Nuri Pakdil adı medyada bu denli sık dolaşımdayken böyle bir site projesini sineye çekmemizin beklenmesi de ayrıca ilginç. Orası öyle: Pakdil ile fotoğraf çektirmekte yarışıyor herkes, ancak onun Putyapımevleri kitabını okuyanlar her zaman sayılı.

“Allah” ismini bu denli rahatlıkla kullanan proje sahipleri İsmail R. Faruki’nin “Tevhid”ini okumuş olsalardı, durup düşünürler miydi acaba? Zemahşeri’nin Esas el-Belağa kitabından bir alıntı yapıyor Faruki, “Arap Hat Sanatı: Yücelik Bilincinin Nihai Sanatı” başlıklı bölümde. Vezir Mukla, hat sanatı ile şiiri kıyaslıyor bu alıntıda. Mukla’nın sıraladığı hat sanatına özgü beş temel özelliğin sadece ikisini alıntılıyorum: “Kelimelerde yer alan bir harfin tam hakkını vererek bütün ile parçalar arasındaki dengeyi kurmak demek olan tevfiye, her harfe lâyık olduğu yeri ve gücü vermek anlamına gelen itmam…” (sf. 221, İnsan Yayınları).

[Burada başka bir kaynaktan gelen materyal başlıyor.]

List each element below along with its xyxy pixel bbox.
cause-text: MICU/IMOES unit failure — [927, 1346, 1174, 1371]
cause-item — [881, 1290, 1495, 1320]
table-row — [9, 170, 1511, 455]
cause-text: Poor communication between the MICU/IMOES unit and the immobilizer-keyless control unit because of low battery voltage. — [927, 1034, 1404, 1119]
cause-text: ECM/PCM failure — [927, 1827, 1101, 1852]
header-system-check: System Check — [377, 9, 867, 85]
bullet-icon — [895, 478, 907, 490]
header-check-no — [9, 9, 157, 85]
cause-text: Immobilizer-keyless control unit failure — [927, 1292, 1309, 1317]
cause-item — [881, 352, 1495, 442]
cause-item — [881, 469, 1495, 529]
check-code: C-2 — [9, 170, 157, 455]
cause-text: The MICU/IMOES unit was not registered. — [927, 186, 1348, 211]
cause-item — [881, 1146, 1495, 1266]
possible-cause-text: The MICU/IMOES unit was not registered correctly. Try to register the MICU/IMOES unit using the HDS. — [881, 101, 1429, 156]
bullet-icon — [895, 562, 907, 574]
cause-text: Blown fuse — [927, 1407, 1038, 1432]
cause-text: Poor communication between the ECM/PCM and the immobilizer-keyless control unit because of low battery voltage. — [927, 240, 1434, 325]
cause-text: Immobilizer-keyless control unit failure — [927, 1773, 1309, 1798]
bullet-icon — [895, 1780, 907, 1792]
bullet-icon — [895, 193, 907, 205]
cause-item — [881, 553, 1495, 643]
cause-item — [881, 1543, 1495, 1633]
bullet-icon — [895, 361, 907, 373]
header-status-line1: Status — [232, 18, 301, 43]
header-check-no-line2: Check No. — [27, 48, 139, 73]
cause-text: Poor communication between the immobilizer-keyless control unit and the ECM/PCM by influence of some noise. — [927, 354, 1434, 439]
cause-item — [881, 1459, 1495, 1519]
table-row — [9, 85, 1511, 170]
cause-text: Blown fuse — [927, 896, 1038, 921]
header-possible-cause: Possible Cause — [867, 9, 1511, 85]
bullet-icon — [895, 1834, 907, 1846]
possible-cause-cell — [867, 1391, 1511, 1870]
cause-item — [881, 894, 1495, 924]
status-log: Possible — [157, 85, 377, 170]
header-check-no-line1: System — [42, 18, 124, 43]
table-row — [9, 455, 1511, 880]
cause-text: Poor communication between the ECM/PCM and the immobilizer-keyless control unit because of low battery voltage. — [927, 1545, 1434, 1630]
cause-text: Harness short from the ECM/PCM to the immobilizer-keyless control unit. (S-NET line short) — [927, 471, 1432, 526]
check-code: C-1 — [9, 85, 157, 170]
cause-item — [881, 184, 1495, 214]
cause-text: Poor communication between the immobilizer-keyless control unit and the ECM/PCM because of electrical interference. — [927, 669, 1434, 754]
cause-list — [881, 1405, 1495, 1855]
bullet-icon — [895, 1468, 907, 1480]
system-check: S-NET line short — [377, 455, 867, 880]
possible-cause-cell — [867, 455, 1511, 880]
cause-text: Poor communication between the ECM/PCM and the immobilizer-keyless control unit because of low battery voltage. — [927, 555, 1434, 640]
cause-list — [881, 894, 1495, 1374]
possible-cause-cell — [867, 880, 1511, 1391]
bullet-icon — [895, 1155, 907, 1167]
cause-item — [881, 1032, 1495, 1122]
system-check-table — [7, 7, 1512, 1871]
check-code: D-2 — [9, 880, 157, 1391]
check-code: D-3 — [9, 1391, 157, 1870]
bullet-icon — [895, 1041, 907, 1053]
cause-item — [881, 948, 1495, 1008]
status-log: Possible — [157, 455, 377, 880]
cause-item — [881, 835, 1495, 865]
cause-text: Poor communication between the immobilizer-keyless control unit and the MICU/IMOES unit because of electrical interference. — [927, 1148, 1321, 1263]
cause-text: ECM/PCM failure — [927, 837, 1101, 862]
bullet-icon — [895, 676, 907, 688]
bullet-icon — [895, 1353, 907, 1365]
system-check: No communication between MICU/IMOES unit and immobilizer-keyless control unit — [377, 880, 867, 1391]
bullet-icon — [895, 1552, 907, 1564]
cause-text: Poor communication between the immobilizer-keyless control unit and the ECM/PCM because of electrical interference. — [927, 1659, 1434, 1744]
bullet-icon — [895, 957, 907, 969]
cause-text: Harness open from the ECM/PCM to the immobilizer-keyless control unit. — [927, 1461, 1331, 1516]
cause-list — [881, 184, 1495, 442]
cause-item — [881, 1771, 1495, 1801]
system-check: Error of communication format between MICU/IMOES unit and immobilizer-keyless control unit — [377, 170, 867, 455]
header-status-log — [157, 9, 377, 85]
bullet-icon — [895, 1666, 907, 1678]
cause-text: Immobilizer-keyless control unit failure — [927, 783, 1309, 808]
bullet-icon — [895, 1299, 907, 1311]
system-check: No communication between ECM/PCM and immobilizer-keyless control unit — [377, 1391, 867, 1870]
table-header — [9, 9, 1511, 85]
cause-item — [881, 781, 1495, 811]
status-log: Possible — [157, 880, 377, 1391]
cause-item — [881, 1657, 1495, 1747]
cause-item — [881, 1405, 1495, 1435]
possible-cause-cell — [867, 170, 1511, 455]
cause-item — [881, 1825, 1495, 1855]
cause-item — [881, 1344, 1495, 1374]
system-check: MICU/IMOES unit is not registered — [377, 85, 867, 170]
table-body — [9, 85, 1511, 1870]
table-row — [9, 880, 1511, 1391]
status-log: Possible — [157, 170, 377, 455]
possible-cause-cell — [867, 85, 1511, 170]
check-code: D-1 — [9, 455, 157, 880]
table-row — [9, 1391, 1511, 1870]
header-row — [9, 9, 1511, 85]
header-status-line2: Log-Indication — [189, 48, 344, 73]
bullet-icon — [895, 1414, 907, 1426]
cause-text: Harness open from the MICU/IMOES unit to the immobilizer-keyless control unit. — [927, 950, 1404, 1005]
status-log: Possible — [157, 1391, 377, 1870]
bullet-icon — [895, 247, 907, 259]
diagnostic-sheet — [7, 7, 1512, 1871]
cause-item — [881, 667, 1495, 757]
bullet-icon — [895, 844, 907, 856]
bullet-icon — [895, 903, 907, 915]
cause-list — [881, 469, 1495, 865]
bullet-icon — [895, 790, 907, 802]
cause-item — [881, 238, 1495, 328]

Faruki kitabının estetik meselelere ayırdığı son bölümünün sonuncu paragrafında şunları söylüyor: “İslam sanatının ortaya koyduğu gayri-insani aşkın İlahi Varlık, idealizm, hiçbir zaman Prometeci, mağrur ve küstah olmadı.”

Hep kültürel yenilenmeden söz ediliyor, oysa yayılmayı sürdürülen bir tür “post-postmodernizm” kargaşası. Her şey olur, her şey geçer, çünkü zaten düzeni ve uyumu yitirmiştik. Geçtiğimiz yüzyılın ikinci çeyreğinde sekülerler mimarinin sekülerleşmesi konusunda hat yasağını bir zorunluluk olarak öne sürmüşlerdi. Yüzyılımızın ilk çeyreğinde bu sekülerleşmeye itiraz eden bir siyasallık ikliminde hattın başka türlü bir sekülerleşme için bir malzeme olarak geri dönmesini sağlayan cesaret üzerine düşünmekte daha ne kadar gecikebiliriz?